What is the biggest change in banking over the years?
"Two things readily come to mind. First, the speed with which new technology has been rolled out has changed banking. Banking technology has gone from Model Ts to jet airplanes in the past ten years. With the advent of Internet banking, telephone banking, electronic debit cards, check imagine and character recognition intelligence on check capturing, the face of banking has changed drastically. I'm not sure that it has all been for the best, but it has been exciting to watch and be a part of.
The second big change in banking has been the customer's expectation of banking services. You can forget the 9 a.m. to 3 p.m. delivery methods employed by banks for years. Our customers now want access to their accounts and banking information every day, all day. They want the best products at the best price and they want them at their convenience. Banking customers are now in a position to demand excellent service and get it. If you are not willing to listen to your customers, someone else will."
What do you like least about banking?
"The proliferation of banking regulations. The imposing of banking regulations on the banking industry over the past five years has been overwhelming. As bankers, we now spend more time on regulatory compliance issues than we do on banking. It has reached the point where the regulations are so invasive and extensive, they serve to hinder the service which we are able to deliver to our customers ... and I see no end in sight."

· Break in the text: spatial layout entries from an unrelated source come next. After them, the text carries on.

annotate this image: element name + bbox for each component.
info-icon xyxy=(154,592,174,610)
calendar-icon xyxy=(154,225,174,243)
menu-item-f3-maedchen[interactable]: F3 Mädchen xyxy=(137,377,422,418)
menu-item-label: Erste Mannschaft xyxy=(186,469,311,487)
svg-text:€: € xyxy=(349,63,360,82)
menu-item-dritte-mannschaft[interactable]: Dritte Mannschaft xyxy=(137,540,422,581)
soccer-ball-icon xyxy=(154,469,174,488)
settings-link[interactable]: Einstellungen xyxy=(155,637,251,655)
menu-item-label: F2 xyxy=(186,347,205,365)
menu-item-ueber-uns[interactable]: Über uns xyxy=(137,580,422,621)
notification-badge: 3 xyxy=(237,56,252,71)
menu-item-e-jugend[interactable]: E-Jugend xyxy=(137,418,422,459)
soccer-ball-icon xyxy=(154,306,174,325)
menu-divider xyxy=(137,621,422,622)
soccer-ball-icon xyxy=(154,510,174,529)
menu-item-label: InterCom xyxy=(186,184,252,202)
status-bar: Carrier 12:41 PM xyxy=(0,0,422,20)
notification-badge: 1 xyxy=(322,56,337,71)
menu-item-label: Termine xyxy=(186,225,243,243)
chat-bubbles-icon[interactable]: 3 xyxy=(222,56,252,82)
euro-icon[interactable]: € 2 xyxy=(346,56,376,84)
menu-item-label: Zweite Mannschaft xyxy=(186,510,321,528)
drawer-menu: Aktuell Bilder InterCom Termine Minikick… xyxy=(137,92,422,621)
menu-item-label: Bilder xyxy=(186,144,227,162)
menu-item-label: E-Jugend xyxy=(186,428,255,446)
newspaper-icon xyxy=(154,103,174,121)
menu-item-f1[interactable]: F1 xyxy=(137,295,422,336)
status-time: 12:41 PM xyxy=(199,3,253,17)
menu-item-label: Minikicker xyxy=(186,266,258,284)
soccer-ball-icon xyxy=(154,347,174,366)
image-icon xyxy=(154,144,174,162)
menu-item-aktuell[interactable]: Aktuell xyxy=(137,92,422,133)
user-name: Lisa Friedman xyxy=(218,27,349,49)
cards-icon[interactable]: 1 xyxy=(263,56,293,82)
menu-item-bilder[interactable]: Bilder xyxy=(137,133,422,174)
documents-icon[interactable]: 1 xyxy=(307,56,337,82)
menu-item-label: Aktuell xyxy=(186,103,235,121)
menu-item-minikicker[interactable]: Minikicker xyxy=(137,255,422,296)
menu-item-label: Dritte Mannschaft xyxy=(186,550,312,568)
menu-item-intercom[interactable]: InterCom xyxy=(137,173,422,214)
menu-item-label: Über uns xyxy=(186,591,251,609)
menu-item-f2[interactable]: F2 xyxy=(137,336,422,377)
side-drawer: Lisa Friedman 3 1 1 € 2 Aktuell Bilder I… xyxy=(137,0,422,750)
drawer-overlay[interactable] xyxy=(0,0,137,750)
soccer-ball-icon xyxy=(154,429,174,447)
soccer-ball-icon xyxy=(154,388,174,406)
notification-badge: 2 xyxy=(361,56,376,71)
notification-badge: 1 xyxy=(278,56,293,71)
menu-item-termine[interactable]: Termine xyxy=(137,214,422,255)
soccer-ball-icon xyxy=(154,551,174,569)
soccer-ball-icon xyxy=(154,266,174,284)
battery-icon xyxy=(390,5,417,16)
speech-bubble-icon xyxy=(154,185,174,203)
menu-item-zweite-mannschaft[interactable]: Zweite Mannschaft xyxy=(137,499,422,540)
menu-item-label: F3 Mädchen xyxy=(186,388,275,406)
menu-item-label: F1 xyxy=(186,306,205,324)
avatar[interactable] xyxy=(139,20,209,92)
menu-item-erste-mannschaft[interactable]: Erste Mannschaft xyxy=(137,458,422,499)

How do you see the 100th anniversary?
"We view our anniversary not so much as a celebration of this bank, but as a celebration of our community. The success which we have had over the past 100 years, is directly attributable to this community, to this market and to our customers. We thank them. We do owe a debt of gratitude to our founding directors, who in 1908, had the foresight and the energy to charter the Franklin State Bank. I thank Dr. C. L. Ramage, Fred N. Scott, W.B. Grayson, Louis Lowentritt, Caleb H. Snyder, A.D.O. Moore, Seth Hathewick and especially T. B. Gilbert Sr., who was the driving force behind the formation of the bank. I think that the founders would be surprised at the outcome of their venture. I would hope that they would be pleased."
How do you see the economic future of Franklin Parish?
"Well, the bad new is, Franklin Parish is totally dependent upon agriculture to support its economy. The good news is, Franklin Parish has agriculture to support its local economy. Agriculture is a natural, renewable resource, which in my thinking is an excellent economic base to support our community. One of my favorite quotes is by William Jennings Bryan, 'Burn down our cities and leave our farms, and your cities will spring up again as if by magic; but destroy our farms and the grass will grow in the streets of every city in the country.' I believe this is true, and largely, I think that Congress believes this to be true. I see agriculture always being supported on a national level. I see agriculture sustaining our community in the future."
What future do you see for the Franklin State Bank?
"As I look to the future, I feel that the Franklin State Bank can maintain its current independent operation for the benefit of our community. I think there will always be a place in the market for local community banks, and I feel that community banks can compete with large banks and other commercial providers of financial services. I see no reason why some future Franklin State bankers will not be celebrating the 200th anniversary of the bank."